Chee Yee Lim, PhD

AI / Data Science Tech Lead

Singapore, Singapore

About

I am a hands-on technical leader dedicated to transforming complex data into actionable business intelligence for global organizations. Utilizing deep expertise in AI, software development, and cloud solutioning, I actively build alongside high-performing teams to bridge the gap between innovation and execution. I am passionate about cutting-edge tech, but strictly focused on alignment with business goals to ensure every technical solution drives measurable commercial value.

Experience

  • Data Science Manager at Johnson & Johnson
    Jul 2023 - Present · 3 yrs

    • Served as a hands-on technical lead for a team of 4 data scientists, balancing team leadership with active development to deliver agentic AI workflows and ML-based predictions across 5 production and 3 POC projects for the global finance team. • Architected production-grade agentic AI workflows to automate financial processes - including balance sheet reconciliation - utilising LangGraph and Deep Agents for agent harness, backed by OpenAI GPT for large language model (LLM) inference and MLflow for LLM monitoring. • Engineered scalable data ETL pipelines on Databricks, leveraging Delta Lake for data versioning and Unity Catalog for data lineage tracking to ensure rigorous data quality management and faster processing speed. • Scaled a global demand-forecasting solution utilising Apache Airflow, Polars and Nixtla, interfacing with SAP and Anaplan to create forecasts for 2 million country-SKU combinations, driving the adoption of automated baseline forecasts across 4 key markets due to 9% accuracy improvement over existing forecasts. • Championed data science initiatives to business audiences by translating complex technical jargon into strategic business concepts, securing stakeholder buy-in.

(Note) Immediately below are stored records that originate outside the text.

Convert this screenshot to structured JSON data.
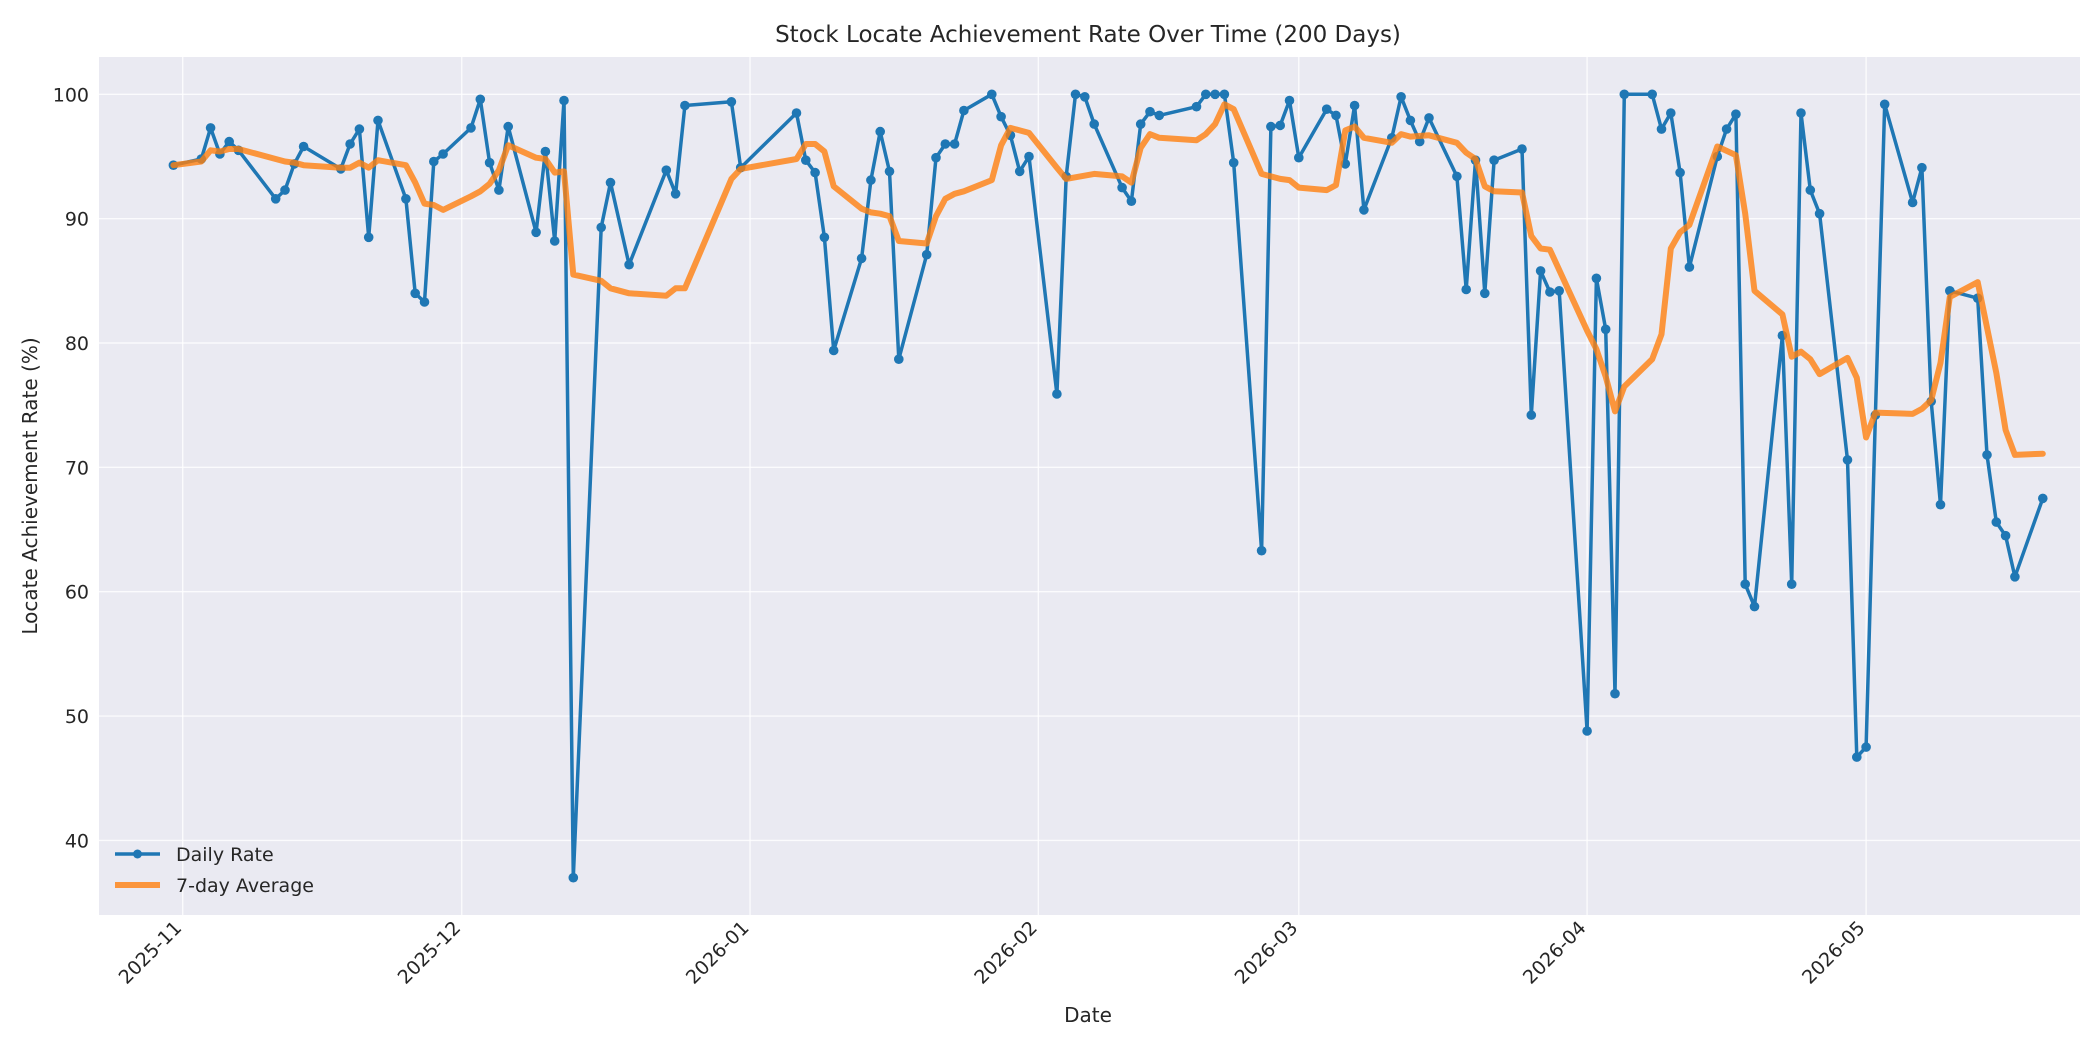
{
  "chart_data": {
    "type": "line",
    "title": "Stock Locate Achievement Rate Over Time (200 Days)",
    "xlabel": "Date",
    "ylabel": "Locate Achievement Rate (%)",
    "x_ticks": [
      "2025-11",
      "2025-12",
      "2026-01",
      "2026-02",
      "2026-03",
      "2026-04",
      "2026-05"
    ],
    "y_ticks": [
      40,
      50,
      60,
      70,
      80,
      90,
      100
    ],
    "x_range": [
      "2025-10-23",
      "2026-05-24"
    ],
    "ylim": [
      34,
      103
    ],
    "grid": true,
    "legend_position": "bottom-left",
    "colors": {
      "plot_background": "#eaeaf2",
      "daily": "#1f77b4",
      "average": "#ff7f0e"
    },
    "series": [
      {
        "name": "Daily Rate",
        "style": "line-with-markers",
        "color": "#1f77b4",
        "points": [
          [
            "2025-10-31",
            94.3
          ],
          [
            "2025-11-03",
            94.8
          ],
          [
            "2025-11-04",
            97.3
          ],
          [
            "2025-11-05",
            95.2
          ],
          [
            "2025-11-06",
            96.2
          ],
          [
            "2025-11-07",
            95.5
          ],
          [
            "2025-11-11",
            91.6
          ],
          [
            "2025-11-12",
            92.3
          ],
          [
            "2025-11-13",
            94.4
          ],
          [
            "2025-11-14",
            95.8
          ],
          [
            "2025-11-18",
            94.0
          ],
          [
            "2025-11-19",
            96.0
          ],
          [
            "2025-11-20",
            97.2
          ],
          [
            "2025-11-21",
            88.5
          ],
          [
            "2025-11-22",
            97.9
          ],
          [
            "2025-11-25",
            91.6
          ],
          [
            "2025-11-26",
            84.0
          ],
          [
            "2025-11-27",
            83.3
          ],
          [
            "2025-11-28",
            94.6
          ],
          [
            "2025-11-29",
            95.2
          ],
          [
            "2025-12-02",
            97.3
          ],
          [
            "2025-12-03",
            99.6
          ],
          [
            "2025-12-04",
            94.5
          ],
          [
            "2025-12-05",
            92.3
          ],
          [
            "2025-12-06",
            97.4
          ],
          [
            "2025-12-09",
            88.9
          ],
          [
            "2025-12-10",
            95.4
          ],
          [
            "2025-12-11",
            88.2
          ],
          [
            "2025-12-12",
            99.5
          ],
          [
            "2025-12-13",
            37.0
          ],
          [
            "2025-12-16",
            89.3
          ],
          [
            "2025-12-17",
            92.9
          ],
          [
            "2025-12-19",
            86.3
          ],
          [
            "2025-12-23",
            93.9
          ],
          [
            "2025-12-24",
            92.0
          ],
          [
            "2025-12-25",
            99.1
          ],
          [
            "2025-12-30",
            99.4
          ],
          [
            "2025-12-31",
            94.1
          ],
          [
            "2026-01-06",
            98.5
          ],
          [
            "2026-01-07",
            94.7
          ],
          [
            "2026-01-08",
            93.7
          ],
          [
            "2026-01-09",
            88.5
          ],
          [
            "2026-01-10",
            79.4
          ],
          [
            "2026-01-13",
            86.8
          ],
          [
            "2026-01-14",
            93.1
          ],
          [
            "2026-01-15",
            97.0
          ],
          [
            "2026-01-16",
            93.8
          ],
          [
            "2026-01-17",
            78.7
          ],
          [
            "2026-01-20",
            87.1
          ],
          [
            "2026-01-21",
            94.9
          ],
          [
            "2026-01-22",
            96.0
          ],
          [
            "2026-01-23",
            96.0
          ],
          [
            "2026-01-24",
            98.7
          ],
          [
            "2026-01-27",
            100.0
          ],
          [
            "2026-01-28",
            98.2
          ],
          [
            "2026-01-29",
            96.7
          ],
          [
            "2026-01-30",
            93.8
          ],
          [
            "2026-01-31",
            95.0
          ],
          [
            "2026-02-03",
            75.9
          ],
          [
            "2026-02-04",
            93.4
          ],
          [
            "2026-02-05",
            100.0
          ],
          [
            "2026-02-06",
            99.8
          ],
          [
            "2026-02-07",
            97.6
          ],
          [
            "2026-02-10",
            92.5
          ],
          [
            "2026-02-11",
            91.4
          ],
          [
            "2026-02-12",
            97.6
          ],
          [
            "2026-02-13",
            98.6
          ],
          [
            "2026-02-14",
            98.3
          ],
          [
            "2026-02-18",
            99.0
          ],
          [
            "2026-02-19",
            100.0
          ],
          [
            "2026-02-20",
            100.0
          ],
          [
            "2026-02-21",
            100.0
          ],
          [
            "2026-02-22",
            94.5
          ],
          [
            "2026-02-25",
            63.3
          ],
          [
            "2026-02-26",
            97.4
          ],
          [
            "2026-02-27",
            97.5
          ],
          [
            "2026-02-28",
            99.5
          ],
          [
            "2026-03-01",
            94.9
          ],
          [
            "2026-03-04",
            98.8
          ],
          [
            "2026-03-05",
            98.3
          ],
          [
            "2026-03-06",
            94.4
          ],
          [
            "2026-03-07",
            99.1
          ],
          [
            "2026-03-08",
            90.7
          ],
          [
            "2026-03-11",
            96.5
          ],
          [
            "2026-03-12",
            99.8
          ],
          [
            "2026-03-13",
            97.9
          ],
          [
            "2026-03-14",
            96.2
          ],
          [
            "2026-03-15",
            98.1
          ],
          [
            "2026-03-18",
            93.4
          ],
          [
            "2026-03-19",
            84.3
          ],
          [
            "2026-03-20",
            94.7
          ],
          [
            "2026-03-21",
            84.0
          ],
          [
            "2026-03-22",
            94.7
          ],
          [
            "2026-03-25",
            95.6
          ],
          [
            "2026-03-26",
            74.2
          ],
          [
            "2026-03-27",
            85.8
          ],
          [
            "2026-03-28",
            84.1
          ],
          [
            "2026-03-29",
            84.2
          ],
          [
            "2026-04-01",
            48.8
          ],
          [
            "2026-04-02",
            85.2
          ],
          [
            "2026-04-03",
            81.1
          ],
          [
            "2026-04-04",
            51.8
          ],
          [
            "2026-04-05",
            100.0
          ],
          [
            "2026-04-08",
            100.0
          ],
          [
            "2026-04-09",
            97.2
          ],
          [
            "2026-04-10",
            98.5
          ],
          [
            "2026-04-11",
            93.7
          ],
          [
            "2026-04-12",
            86.1
          ],
          [
            "2026-04-15",
            95.0
          ],
          [
            "2026-04-16",
            97.2
          ],
          [
            "2026-04-17",
            98.4
          ],
          [
            "2026-04-18",
            60.6
          ],
          [
            "2026-04-19",
            58.8
          ],
          [
            "2026-04-22",
            80.6
          ],
          [
            "2026-04-23",
            60.6
          ],
          [
            "2026-04-24",
            98.5
          ],
          [
            "2026-04-25",
            92.3
          ],
          [
            "2026-04-26",
            90.4
          ],
          [
            "2026-04-29",
            70.6
          ],
          [
            "2026-04-30",
            46.7
          ],
          [
            "2026-05-01",
            47.5
          ],
          [
            "2026-05-02",
            74.2
          ],
          [
            "2026-05-03",
            99.2
          ],
          [
            "2026-05-06",
            91.3
          ],
          [
            "2026-05-07",
            94.1
          ],
          [
            "2026-05-08",
            75.3
          ],
          [
            "2026-05-09",
            67.0
          ],
          [
            "2026-05-10",
            84.2
          ],
          [
            "2026-05-13",
            83.6
          ],
          [
            "2026-05-14",
            71.0
          ],
          [
            "2026-05-15",
            65.6
          ],
          [
            "2026-05-16",
            64.5
          ],
          [
            "2026-05-17",
            61.2
          ],
          [
            "2026-05-20",
            67.5
          ]
        ]
      },
      {
        "name": "7-day Average",
        "style": "thick-line",
        "color": "#ff7f0e",
        "points": [
          [
            "2025-10-31",
            94.3
          ],
          [
            "2025-11-03",
            94.6
          ],
          [
            "2025-11-04",
            95.5
          ],
          [
            "2025-11-05",
            95.4
          ],
          [
            "2025-11-06",
            95.6
          ],
          [
            "2025-11-07",
            95.6
          ],
          [
            "2025-11-11",
            94.8
          ],
          [
            "2025-11-12",
            94.6
          ],
          [
            "2025-11-13",
            94.5
          ],
          [
            "2025-11-14",
            94.3
          ],
          [
            "2025-11-18",
            94.1
          ],
          [
            "2025-11-19",
            94.1
          ],
          [
            "2025-11-20",
            94.5
          ],
          [
            "2025-11-21",
            94.1
          ],
          [
            "2025-11-22",
            94.7
          ],
          [
            "2025-11-25",
            94.3
          ],
          [
            "2025-11-26",
            92.9
          ],
          [
            "2025-11-27",
            91.2
          ],
          [
            "2025-11-28",
            91.1
          ],
          [
            "2025-11-29",
            90.7
          ],
          [
            "2025-12-02",
            91.8
          ],
          [
            "2025-12-03",
            92.2
          ],
          [
            "2025-12-04",
            92.8
          ],
          [
            "2025-12-05",
            93.9
          ],
          [
            "2025-12-06",
            95.9
          ],
          [
            "2025-12-09",
            94.9
          ],
          [
            "2025-12-10",
            94.8
          ],
          [
            "2025-12-11",
            93.7
          ],
          [
            "2025-12-12",
            93.8
          ],
          [
            "2025-12-13",
            85.5
          ],
          [
            "2025-12-16",
            85.0
          ],
          [
            "2025-12-17",
            84.4
          ],
          [
            "2025-12-19",
            84.0
          ],
          [
            "2025-12-23",
            83.8
          ],
          [
            "2025-12-24",
            84.4
          ],
          [
            "2025-12-25",
            84.4
          ],
          [
            "2025-12-30",
            93.2
          ],
          [
            "2025-12-31",
            94.0
          ],
          [
            "2026-01-06",
            94.8
          ],
          [
            "2026-01-07",
            96.0
          ],
          [
            "2026-01-08",
            96.0
          ],
          [
            "2026-01-09",
            95.4
          ],
          [
            "2026-01-10",
            92.6
          ],
          [
            "2026-01-13",
            90.8
          ],
          [
            "2026-01-14",
            90.5
          ],
          [
            "2026-01-15",
            90.4
          ],
          [
            "2026-01-16",
            90.2
          ],
          [
            "2026-01-17",
            88.2
          ],
          [
            "2026-01-20",
            88.0
          ],
          [
            "2026-01-21",
            90.2
          ],
          [
            "2026-01-22",
            91.6
          ],
          [
            "2026-01-23",
            92.0
          ],
          [
            "2026-01-24",
            92.2
          ],
          [
            "2026-01-27",
            93.1
          ],
          [
            "2026-01-28",
            95.9
          ],
          [
            "2026-01-29",
            97.3
          ],
          [
            "2026-01-31",
            96.9
          ],
          [
            "2026-02-03",
            94.1
          ],
          [
            "2026-02-04",
            93.2
          ],
          [
            "2026-02-07",
            93.6
          ],
          [
            "2026-02-10",
            93.4
          ],
          [
            "2026-02-11",
            92.9
          ],
          [
            "2026-02-12",
            95.7
          ],
          [
            "2026-02-13",
            96.8
          ],
          [
            "2026-02-14",
            96.5
          ],
          [
            "2026-02-18",
            96.3
          ],
          [
            "2026-02-19",
            96.8
          ],
          [
            "2026-02-20",
            97.6
          ],
          [
            "2026-02-21",
            99.2
          ],
          [
            "2026-02-22",
            98.8
          ],
          [
            "2026-02-25",
            93.6
          ],
          [
            "2026-02-27",
            93.2
          ],
          [
            "2026-02-28",
            93.1
          ],
          [
            "2026-03-01",
            92.5
          ],
          [
            "2026-03-04",
            92.3
          ],
          [
            "2026-03-05",
            92.7
          ],
          [
            "2026-03-06",
            97.1
          ],
          [
            "2026-03-07",
            97.4
          ],
          [
            "2026-03-08",
            96.5
          ],
          [
            "2026-03-11",
            96.1
          ],
          [
            "2026-03-12",
            96.8
          ],
          [
            "2026-03-13",
            96.6
          ],
          [
            "2026-03-15",
            96.7
          ],
          [
            "2026-03-18",
            96.1
          ],
          [
            "2026-03-19",
            95.3
          ],
          [
            "2026-03-20",
            94.8
          ],
          [
            "2026-03-21",
            92.6
          ],
          [
            "2026-03-22",
            92.2
          ],
          [
            "2026-03-25",
            92.1
          ],
          [
            "2026-03-26",
            88.6
          ],
          [
            "2026-03-27",
            87.6
          ],
          [
            "2026-03-28",
            87.5
          ],
          [
            "2026-04-01",
            81.0
          ],
          [
            "2026-04-02",
            79.5
          ],
          [
            "2026-04-03",
            77.3
          ],
          [
            "2026-04-04",
            74.5
          ],
          [
            "2026-04-05",
            76.5
          ],
          [
            "2026-04-08",
            78.7
          ],
          [
            "2026-04-09",
            80.7
          ],
          [
            "2026-04-10",
            87.6
          ],
          [
            "2026-04-11",
            88.9
          ],
          [
            "2026-04-12",
            89.5
          ],
          [
            "2026-04-15",
            95.8
          ],
          [
            "2026-04-17",
            95.1
          ],
          [
            "2026-04-18",
            90.4
          ],
          [
            "2026-04-19",
            84.2
          ],
          [
            "2026-04-22",
            82.3
          ],
          [
            "2026-04-23",
            78.9
          ],
          [
            "2026-04-24",
            79.3
          ],
          [
            "2026-04-25",
            78.7
          ],
          [
            "2026-04-26",
            77.5
          ],
          [
            "2026-04-29",
            78.8
          ],
          [
            "2026-04-30",
            77.2
          ],
          [
            "2026-05-01",
            72.4
          ],
          [
            "2026-05-02",
            74.4
          ],
          [
            "2026-05-06",
            74.3
          ],
          [
            "2026-05-07",
            74.7
          ],
          [
            "2026-05-08",
            75.4
          ],
          [
            "2026-05-09",
            78.4
          ],
          [
            "2026-05-10",
            83.7
          ],
          [
            "2026-05-13",
            84.9
          ],
          [
            "2026-05-15",
            77.6
          ],
          [
            "2026-05-16",
            73.0
          ],
          [
            "2026-05-17",
            71.0
          ],
          [
            "2026-05-20",
            71.1
          ]
        ]
      }
    ]
  }
}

  • DHL Consulting (Singapore)
    • Data Science Manager
      Jun 2022 - Jun 2023 · 1 yr 1 mo

      • Led a team of 3 data scientists to deliver 8 end-to-end data science solutions (5 successfully deployed to production) spanning customer service analytics, customer retention and fraud detection. • Secured SGD 570,000 in revenue by driving business development workshops and cross-divisional alignment with regional and country heads, translating client business gaps into 5 funded data science engagements. • Architected and deployed a customer service analytics product that ingested multi-channel communication (chats, emails, calls) to surface trending topics and KPIs, significantly reducing response times and staffing costs while improving service quality for our client. • Developed high-accuracy NLP engines - including custom intention classification and sentiment analysis models - by leveraging a manually curated dataset of 20,000 labelled customer texts to drive automated, actionable customer insights. • Generated SGD 860,000 in annual savings across delivered portfolios while maintaining an exceptional client satisfaction rating, achieving an average Net Promoter Score (NPS) of 68.8.

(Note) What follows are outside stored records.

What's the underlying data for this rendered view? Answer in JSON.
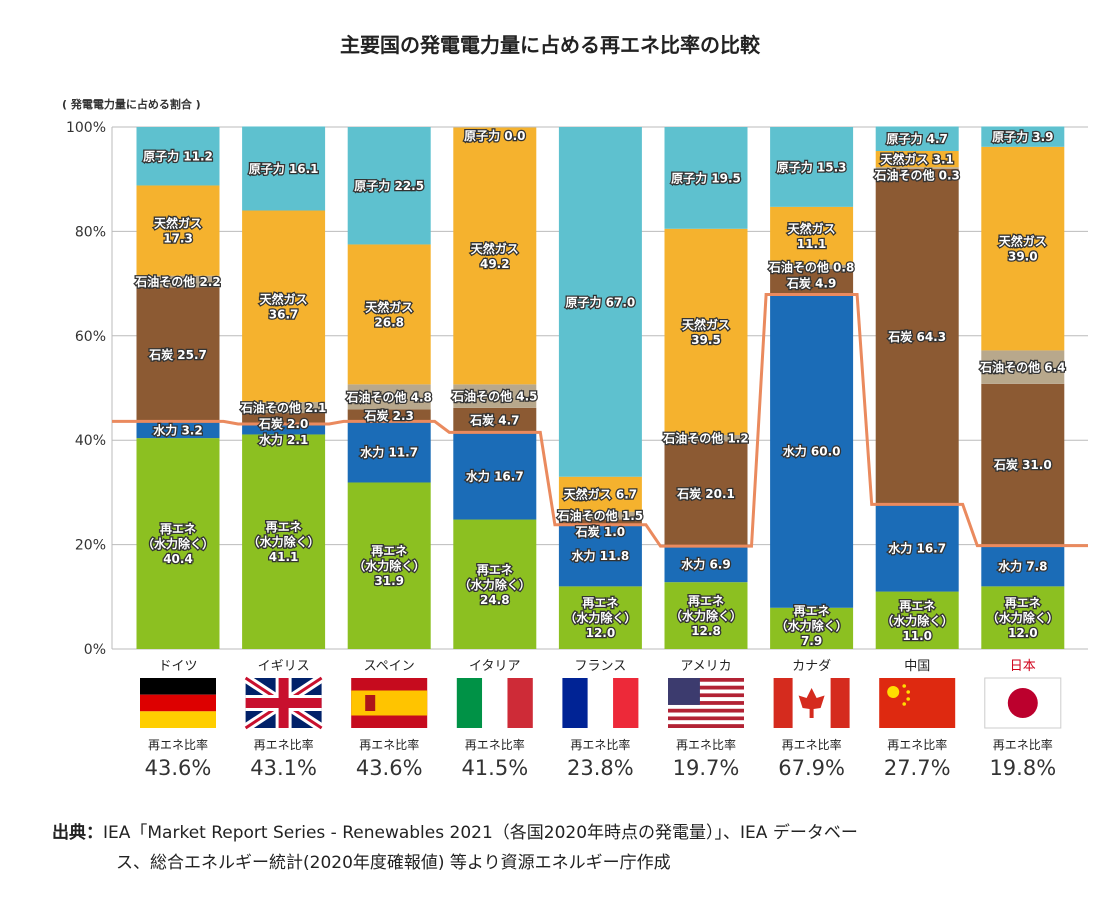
{
  "chart_data": {
    "type": "bar",
    "stacked": true,
    "title": "主要国の発電電力量に占める再エネ比率の比較",
    "ylabel": "( 発電電力量に占める割合 )",
    "ylim": [
      0,
      100
    ],
    "yticks": [
      "0%",
      "20%",
      "40%",
      "60%",
      "80%",
      "100%"
    ],
    "grid": true,
    "categories": [
      "ドイツ",
      "イギリス",
      "スペイン",
      "イタリア",
      "フランス",
      "アメリカ",
      "カナダ",
      "中国",
      "日本"
    ],
    "highlight_category": "日本",
    "series": [
      {
        "name": "再エネ（水力除く）",
        "color": "#8cc021",
        "values": [
          40.4,
          41.1,
          31.9,
          24.8,
          12.0,
          12.8,
          7.9,
          11.0,
          12.0
        ]
      },
      {
        "name": "水力",
        "color": "#1b6cb7",
        "values": [
          3.2,
          2.1,
          11.7,
          16.7,
          11.8,
          6.9,
          60.0,
          16.7,
          7.8
        ]
      },
      {
        "name": "石炭",
        "color": "#8c5a33",
        "values": [
          25.7,
          2.0,
          2.3,
          4.7,
          1.0,
          20.1,
          4.9,
          64.3,
          31.0
        ]
      },
      {
        "name": "石油その他",
        "color": "#b8a88c",
        "values": [
          2.2,
          2.1,
          4.8,
          4.5,
          1.5,
          1.2,
          0.8,
          0.3,
          6.4
        ]
      },
      {
        "name": "天然ガス",
        "color": "#f5b22e",
        "values": [
          17.3,
          36.7,
          26.8,
          49.2,
          6.7,
          39.5,
          11.1,
          3.1,
          39.0
        ]
      },
      {
        "name": "原子力",
        "color": "#5ec1cf",
        "values": [
          11.2,
          16.1,
          22.5,
          0.0,
          67.0,
          19.5,
          15.3,
          4.7,
          3.9
        ]
      }
    ],
    "renewable_ratio_label": "再エネ比率",
    "renewable_ratio": [
      "43.6%",
      "43.1%",
      "43.6%",
      "41.5%",
      "23.8%",
      "19.7%",
      "67.9%",
      "27.7%",
      "19.8%"
    ],
    "renewable_ratio_values": [
      43.6,
      43.1,
      43.6,
      41.5,
      23.8,
      19.7,
      67.9,
      27.7,
      19.8
    ],
    "line_color": "#ea8a5e"
  },
  "source": {
    "label": "出典：",
    "line1": "IEA「Market Report Series - Renewables 2021（各国2020年時点の発電量）」、IEA データベー",
    "line2": "ス、総合エネルギー統計(2020年度確報値) 等より資源エネルギー庁作成"
  }
}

    • Senior Data Scientist
      Sep 2020 - Jun 2022 · 1 yr 10 mos

      (See above)

  • Data Scientist at PatSnap
    Jul 2019 - Sep 2020 · 1 yr 3 mos

    • Developed a random forest-based model for patent value prediction by integrating novel NLP-based metrics extracted from patent texts with traditional patent indicators. • Deployed the random forest-based model into production in 2 forms: (1) as a dockerised Flask API for generating real-time predictions on new data, and (2) as a PySpark pipeline for generating batch predictions on historical data. • Worked closely with a team of 3 product managers and 2 engineers to ensure the product is developed on time while achieving business goals and fitting into existing IT infrastructure. • The patent value product replaced a third-party patent value data provider, which helps our company saves $100,000 per year in subscription fee.

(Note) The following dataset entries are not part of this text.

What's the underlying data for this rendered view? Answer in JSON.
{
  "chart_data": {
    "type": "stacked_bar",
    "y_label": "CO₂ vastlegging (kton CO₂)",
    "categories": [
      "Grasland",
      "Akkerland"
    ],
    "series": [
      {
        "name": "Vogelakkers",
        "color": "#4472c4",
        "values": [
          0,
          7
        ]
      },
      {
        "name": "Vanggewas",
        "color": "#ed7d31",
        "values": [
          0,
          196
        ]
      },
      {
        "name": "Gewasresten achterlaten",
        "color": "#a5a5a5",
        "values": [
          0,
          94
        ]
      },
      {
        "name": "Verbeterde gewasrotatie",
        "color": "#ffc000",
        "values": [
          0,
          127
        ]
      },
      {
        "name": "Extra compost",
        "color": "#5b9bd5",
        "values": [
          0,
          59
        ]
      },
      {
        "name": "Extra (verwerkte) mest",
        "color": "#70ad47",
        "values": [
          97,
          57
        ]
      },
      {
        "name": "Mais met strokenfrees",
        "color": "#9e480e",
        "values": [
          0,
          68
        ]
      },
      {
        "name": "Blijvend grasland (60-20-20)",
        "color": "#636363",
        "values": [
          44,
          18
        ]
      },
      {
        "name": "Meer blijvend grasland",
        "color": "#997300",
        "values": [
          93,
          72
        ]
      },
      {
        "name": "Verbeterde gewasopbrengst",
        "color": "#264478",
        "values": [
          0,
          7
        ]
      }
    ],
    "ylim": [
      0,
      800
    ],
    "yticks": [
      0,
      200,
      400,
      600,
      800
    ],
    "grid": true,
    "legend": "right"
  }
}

  • Data Scientist at Schroders
    Sep 2017 - May 2019 · 1 yr 9 mos

    • Led the development of the human capital data product to provide summary insights into the board director relationships and career histories for 20,000+ public companies globally. • Engineered the backend ETL using distributed processing in Spark and the frontend using R Shiny dashboard. • The final product was perceived as 'a distinct value-add and massive time saver' by the heads of 3 investment research teams who requested their analysts to use the product as part of their process. • Liaised with 9 data vendors and verified the quality of alternative data by checking their data collection and processing methodology, as well as comparing the data with known information.